お腹を大きく開けるような手術では、血液がたくさん吸えるように工夫されています。吸引し管の太さは太めで、吸引し管の先端だけでなく側面にも多数の穴があり、多量の出血も一気に吸引することができます。

逆に、小さい切開で行う手術に用いられる吸引し管は、先端が細くなっており、吸引し管の持ち手の部分に吸引の圧を調節できる穴が開いており、傷つけたくない組織(例えば血管や神経など)の近くの吸引をしたい時には弱い圧で、多めの量を吸引したい時には強い圧で、などの調節が可能です。目標部位の深さ、周りにある組織の性状、術野の広さなど、様々な条件を考慮して吸引し管が選択されます。

 

◆ガーゼ

器械ではありませんが、出血に対する対処としてガーゼの使用は必要不可欠です。小さい出血であれば、吸引するまでもなくガーゼで抑えてガーゼに吸わせることで十分術野が綺麗になります。今回は器械の説明をメインにしましたが、むしろ出血時の第一選択はガーゼでの吸引及び圧迫止血、それでも追いつかない場合は吸引の使用、という優先順位になる(状況により異なりますが)と言えます。全身どんな部位の手術でも、ガーゼは必要不可欠なアイテムです。

先に出血量のカウントをすると解説しましたが、ガーゼに吸われた出血も、出血量のカウントを行います。血液を吸ったガーゼの重さを図り、そこから乾いた状態のガーゼの重さを差し引いて血液量の計算をします。
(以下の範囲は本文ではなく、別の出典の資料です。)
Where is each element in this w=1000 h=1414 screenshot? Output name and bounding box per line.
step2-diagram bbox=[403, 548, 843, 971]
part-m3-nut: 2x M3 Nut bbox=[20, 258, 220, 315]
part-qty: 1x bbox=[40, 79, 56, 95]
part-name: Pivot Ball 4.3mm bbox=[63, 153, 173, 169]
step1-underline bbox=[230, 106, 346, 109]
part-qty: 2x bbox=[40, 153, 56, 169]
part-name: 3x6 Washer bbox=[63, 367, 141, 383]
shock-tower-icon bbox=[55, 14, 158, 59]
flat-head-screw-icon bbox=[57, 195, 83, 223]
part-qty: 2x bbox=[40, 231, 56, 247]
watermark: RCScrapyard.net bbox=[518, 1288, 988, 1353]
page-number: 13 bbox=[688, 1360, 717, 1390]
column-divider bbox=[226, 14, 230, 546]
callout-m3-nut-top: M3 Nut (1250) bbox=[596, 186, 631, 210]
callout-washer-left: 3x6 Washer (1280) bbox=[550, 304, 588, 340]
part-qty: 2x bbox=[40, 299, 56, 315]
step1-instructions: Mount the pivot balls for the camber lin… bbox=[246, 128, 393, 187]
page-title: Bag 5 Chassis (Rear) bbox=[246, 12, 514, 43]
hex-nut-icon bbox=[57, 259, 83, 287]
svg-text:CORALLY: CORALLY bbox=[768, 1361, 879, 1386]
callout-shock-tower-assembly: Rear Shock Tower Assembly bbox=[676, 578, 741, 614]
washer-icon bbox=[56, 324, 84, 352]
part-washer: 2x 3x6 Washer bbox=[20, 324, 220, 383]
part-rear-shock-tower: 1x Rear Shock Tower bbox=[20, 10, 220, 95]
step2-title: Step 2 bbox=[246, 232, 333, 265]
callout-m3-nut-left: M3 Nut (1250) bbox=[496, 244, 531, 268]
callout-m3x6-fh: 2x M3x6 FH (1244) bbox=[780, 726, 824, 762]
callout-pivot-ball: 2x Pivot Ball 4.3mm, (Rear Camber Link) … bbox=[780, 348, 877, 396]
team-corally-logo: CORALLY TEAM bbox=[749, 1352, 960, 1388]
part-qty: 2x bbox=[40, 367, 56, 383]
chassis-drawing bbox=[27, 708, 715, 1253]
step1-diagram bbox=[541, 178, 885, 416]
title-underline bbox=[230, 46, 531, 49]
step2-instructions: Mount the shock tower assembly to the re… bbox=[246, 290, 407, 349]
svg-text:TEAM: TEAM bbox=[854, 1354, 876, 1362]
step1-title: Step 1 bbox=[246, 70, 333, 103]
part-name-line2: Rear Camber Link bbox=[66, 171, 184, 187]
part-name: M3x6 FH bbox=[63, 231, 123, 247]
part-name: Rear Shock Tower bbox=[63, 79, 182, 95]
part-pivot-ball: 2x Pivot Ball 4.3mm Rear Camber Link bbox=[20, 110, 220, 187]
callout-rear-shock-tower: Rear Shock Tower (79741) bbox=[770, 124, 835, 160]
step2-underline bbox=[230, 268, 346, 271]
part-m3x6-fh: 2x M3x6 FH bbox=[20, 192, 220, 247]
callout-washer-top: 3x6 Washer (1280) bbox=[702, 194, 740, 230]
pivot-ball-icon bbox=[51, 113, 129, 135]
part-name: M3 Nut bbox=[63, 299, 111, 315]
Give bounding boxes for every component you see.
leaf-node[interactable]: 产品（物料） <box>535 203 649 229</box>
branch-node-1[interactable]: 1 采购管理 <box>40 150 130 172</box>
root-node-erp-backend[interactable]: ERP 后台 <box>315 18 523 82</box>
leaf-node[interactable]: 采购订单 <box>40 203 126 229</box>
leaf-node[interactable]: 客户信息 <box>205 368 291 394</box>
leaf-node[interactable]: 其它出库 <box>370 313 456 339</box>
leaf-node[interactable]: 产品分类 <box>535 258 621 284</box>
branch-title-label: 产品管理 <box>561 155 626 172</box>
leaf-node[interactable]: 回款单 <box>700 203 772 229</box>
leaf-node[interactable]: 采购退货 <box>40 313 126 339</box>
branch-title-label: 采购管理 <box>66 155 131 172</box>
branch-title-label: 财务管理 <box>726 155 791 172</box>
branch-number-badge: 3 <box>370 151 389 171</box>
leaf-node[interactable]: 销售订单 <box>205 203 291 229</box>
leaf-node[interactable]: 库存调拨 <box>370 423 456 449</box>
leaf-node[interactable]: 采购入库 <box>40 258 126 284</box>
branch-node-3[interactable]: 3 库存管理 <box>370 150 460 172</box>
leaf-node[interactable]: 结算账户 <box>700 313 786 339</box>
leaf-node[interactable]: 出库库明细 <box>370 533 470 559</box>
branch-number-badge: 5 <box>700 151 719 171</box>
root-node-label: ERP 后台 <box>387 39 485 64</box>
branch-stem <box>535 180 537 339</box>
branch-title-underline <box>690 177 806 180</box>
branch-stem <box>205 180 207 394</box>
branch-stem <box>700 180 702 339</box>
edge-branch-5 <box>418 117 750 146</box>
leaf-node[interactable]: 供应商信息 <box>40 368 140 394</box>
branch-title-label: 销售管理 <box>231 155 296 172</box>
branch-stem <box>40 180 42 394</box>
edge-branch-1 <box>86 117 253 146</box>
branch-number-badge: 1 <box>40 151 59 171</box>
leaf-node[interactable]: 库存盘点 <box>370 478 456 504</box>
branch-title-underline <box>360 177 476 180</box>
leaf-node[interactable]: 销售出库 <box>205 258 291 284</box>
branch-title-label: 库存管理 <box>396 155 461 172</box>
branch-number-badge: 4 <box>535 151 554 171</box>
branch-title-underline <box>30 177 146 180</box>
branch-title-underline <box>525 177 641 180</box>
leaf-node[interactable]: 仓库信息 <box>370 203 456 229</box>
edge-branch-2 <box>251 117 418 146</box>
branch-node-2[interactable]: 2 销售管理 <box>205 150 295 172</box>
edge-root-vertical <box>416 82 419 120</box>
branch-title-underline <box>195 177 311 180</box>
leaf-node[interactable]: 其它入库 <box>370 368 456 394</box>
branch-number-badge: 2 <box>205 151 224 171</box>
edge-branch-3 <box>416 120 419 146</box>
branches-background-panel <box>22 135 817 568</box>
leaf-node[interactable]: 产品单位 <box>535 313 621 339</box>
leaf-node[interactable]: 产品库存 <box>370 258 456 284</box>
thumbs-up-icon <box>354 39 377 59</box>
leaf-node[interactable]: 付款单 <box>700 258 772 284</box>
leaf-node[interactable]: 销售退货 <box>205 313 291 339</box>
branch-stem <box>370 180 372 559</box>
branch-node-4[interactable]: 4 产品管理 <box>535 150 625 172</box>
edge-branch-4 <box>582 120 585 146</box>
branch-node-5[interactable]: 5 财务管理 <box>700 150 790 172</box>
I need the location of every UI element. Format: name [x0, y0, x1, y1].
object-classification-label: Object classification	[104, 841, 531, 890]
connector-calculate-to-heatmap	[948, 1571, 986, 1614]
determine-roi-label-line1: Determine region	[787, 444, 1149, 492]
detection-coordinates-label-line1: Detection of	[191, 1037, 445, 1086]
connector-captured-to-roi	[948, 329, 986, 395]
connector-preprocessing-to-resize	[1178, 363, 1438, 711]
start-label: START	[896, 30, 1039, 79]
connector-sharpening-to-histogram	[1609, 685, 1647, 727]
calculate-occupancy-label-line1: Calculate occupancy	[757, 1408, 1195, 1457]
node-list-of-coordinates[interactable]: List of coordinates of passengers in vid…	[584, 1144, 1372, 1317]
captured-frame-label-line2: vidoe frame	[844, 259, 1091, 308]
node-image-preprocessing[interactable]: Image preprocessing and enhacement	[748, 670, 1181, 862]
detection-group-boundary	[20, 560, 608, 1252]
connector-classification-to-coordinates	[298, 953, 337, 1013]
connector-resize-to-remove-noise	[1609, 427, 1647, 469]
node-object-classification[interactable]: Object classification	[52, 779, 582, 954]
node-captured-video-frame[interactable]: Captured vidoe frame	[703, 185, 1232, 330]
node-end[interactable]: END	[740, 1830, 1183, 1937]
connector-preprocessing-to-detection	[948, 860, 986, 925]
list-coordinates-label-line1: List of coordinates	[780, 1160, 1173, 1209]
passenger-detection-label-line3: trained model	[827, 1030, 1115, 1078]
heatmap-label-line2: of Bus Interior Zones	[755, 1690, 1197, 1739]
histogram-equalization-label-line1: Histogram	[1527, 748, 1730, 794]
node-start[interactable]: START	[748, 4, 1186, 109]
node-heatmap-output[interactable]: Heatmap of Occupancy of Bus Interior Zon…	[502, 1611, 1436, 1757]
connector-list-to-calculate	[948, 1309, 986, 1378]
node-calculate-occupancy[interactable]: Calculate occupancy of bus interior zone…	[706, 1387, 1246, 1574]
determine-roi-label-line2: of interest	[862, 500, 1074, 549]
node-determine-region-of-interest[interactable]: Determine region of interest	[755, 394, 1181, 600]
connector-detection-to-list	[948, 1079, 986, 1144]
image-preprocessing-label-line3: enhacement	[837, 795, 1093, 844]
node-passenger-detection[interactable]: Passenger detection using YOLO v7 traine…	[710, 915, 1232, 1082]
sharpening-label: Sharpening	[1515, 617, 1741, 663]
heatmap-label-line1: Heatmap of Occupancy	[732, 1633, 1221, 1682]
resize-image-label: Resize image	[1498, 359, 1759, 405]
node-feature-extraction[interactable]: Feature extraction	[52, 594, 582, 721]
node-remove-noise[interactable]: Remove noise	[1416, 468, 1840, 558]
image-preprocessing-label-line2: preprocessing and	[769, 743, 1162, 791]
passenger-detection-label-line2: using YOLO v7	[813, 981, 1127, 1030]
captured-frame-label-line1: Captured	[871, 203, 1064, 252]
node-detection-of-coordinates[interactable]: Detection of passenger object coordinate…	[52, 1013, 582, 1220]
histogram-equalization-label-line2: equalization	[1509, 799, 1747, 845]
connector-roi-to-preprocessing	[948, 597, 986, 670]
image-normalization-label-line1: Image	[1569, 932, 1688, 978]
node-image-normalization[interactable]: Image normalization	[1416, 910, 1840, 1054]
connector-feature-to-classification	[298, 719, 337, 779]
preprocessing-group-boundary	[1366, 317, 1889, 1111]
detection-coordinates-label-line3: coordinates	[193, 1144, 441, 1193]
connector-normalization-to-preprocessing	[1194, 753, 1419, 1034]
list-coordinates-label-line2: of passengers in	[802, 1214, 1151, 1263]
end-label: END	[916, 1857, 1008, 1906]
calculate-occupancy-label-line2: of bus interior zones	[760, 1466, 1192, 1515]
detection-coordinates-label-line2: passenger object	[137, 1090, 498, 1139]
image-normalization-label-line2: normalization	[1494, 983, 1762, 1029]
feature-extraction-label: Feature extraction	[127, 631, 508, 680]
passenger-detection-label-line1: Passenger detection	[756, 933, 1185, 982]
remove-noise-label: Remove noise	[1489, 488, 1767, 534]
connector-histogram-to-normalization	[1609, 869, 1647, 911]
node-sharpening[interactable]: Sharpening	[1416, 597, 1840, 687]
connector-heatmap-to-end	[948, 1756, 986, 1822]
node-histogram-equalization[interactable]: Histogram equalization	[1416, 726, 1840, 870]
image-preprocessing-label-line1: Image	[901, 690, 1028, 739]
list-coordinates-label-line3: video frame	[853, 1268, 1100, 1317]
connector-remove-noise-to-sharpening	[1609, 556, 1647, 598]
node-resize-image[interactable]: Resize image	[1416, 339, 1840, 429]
ガーゼは、体内遺残(体内に手術に用いた器具を残したまま傷を閉じること)が起こる可能性が高い物品の一つです。この体内遺残を予防するために、ガーゼカウント(傷を閉じる前に数を数え、体内に残ってないことを確認する作業)を行います。また、何かしらの原因により体内にガーゼが残っている可能性がある場合、レントゲン撮影でそれを確認できるように、ガーゼの繊維の一部分にレントゲンに写る素材が使われています。

 

医療ドラマや映画などの手術シーンで、「ガーゼ!」「吸引!早く!」などと切羽詰まった声が聞こえてきたら、それは出血があって緊急の止血を要し、術者が若干焦っている状況であるかもしれません。このような点に注目してドラマなどを見てみるのも面白いかもしれません。

執筆者

名原 史織

※本ページの記事は、医療・医学に関する理解・知識を深めるためのものであり、特定の治療法・医学的見解を支持・推奨するものではありません。